Mitochondria Biology
In addition to be the “powerhouse of the cell”, the mitochondrion is a signaling hub that regulates cell growth, survival and stress responses. Mitochondrial dysfunction has been observed in a variety of disease conditions. There
is, however, no therapy for mitochondrial dysfunction up to date. We recently revealed a critical role of mitochondrial NAD(H) redox state in protein modification and stress tolerance. We are developing technology platforms with collaborators to investigate subcellular NAD(H) level and protein-protein interactions using novel biosensors and quantitative proteomics.

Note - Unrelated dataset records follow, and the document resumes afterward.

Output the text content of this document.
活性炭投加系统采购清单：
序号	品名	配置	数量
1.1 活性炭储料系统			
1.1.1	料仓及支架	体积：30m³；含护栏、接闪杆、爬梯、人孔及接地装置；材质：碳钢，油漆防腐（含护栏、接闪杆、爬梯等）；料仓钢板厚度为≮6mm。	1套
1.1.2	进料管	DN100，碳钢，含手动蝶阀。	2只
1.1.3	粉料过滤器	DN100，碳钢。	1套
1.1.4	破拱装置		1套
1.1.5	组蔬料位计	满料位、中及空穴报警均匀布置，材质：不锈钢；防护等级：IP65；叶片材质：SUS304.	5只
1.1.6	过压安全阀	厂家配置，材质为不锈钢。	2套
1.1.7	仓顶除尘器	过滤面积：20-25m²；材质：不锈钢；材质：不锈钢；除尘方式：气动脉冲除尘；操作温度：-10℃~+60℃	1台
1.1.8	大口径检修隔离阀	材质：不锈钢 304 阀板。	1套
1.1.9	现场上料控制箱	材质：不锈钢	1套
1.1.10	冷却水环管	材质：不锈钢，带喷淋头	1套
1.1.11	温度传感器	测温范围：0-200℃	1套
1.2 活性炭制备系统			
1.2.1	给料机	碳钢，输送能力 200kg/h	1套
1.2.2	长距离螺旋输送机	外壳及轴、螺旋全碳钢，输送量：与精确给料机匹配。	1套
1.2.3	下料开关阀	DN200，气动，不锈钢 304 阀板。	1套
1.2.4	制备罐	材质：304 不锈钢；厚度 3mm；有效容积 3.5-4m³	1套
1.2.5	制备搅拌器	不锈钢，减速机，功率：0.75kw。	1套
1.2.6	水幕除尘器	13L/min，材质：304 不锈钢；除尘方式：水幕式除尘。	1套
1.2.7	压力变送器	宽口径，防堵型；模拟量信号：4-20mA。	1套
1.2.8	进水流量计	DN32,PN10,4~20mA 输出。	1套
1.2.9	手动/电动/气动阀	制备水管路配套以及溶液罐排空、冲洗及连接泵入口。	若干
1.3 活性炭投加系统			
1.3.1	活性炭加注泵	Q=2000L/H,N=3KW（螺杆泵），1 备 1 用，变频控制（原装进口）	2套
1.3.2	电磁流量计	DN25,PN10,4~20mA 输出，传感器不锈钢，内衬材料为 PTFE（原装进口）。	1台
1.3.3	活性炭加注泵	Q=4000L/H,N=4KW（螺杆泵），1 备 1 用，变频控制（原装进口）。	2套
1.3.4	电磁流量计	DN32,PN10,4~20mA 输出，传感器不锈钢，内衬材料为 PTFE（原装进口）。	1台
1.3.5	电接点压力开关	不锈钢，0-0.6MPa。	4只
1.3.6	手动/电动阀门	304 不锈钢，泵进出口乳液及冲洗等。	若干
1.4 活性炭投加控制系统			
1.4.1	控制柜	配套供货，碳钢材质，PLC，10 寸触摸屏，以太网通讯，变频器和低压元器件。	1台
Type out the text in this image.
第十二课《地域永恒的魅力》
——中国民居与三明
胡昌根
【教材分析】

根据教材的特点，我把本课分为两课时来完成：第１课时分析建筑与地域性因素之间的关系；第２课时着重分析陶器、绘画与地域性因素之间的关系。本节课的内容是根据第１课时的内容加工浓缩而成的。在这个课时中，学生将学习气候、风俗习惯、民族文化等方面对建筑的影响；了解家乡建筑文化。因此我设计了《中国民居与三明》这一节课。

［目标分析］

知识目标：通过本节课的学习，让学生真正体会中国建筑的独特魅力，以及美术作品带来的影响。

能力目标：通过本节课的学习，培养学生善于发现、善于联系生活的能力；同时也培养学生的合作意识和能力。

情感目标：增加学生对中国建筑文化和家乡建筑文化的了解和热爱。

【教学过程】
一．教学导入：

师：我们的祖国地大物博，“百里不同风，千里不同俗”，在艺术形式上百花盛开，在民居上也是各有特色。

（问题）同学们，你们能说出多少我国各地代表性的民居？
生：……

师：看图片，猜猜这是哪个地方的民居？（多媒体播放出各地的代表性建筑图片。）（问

Both basic and clinical research are ongoing to seek the molecular targets and therapeutic applications.
Immunometabolism
Activation of immune cells is associated with global metabolic rewiring. Proinflammatory activation of macrophage shifts it energy metabolism from oxidative phosphorylation towards glycolysis while transition to reparative macrophage is associated with enhanced oxidative metabolism. Our study determines whether mitochondrial function plays a driver role in the shift of macrophage metabolism and function, which could identify novel targets for modulation of innate immunity and inflammation.
Stem Cell Metabolism
Mitochondria emerge as an important regulator of cell fate during the development. Multiple mechanisms have been proposed, such as, ROS elicited DNA-damage response, or mitochondrial metabolites for growth and epigenetic modifications. Our studies seek to identify and target mitochondrial mechanisms for promoting the maturation of cells derived from human induced pluripotent stem cells (iPSC). One of our focuses is the communication of mitochondria and other cellular compartments in the regulation of gene transcription and signal transduction.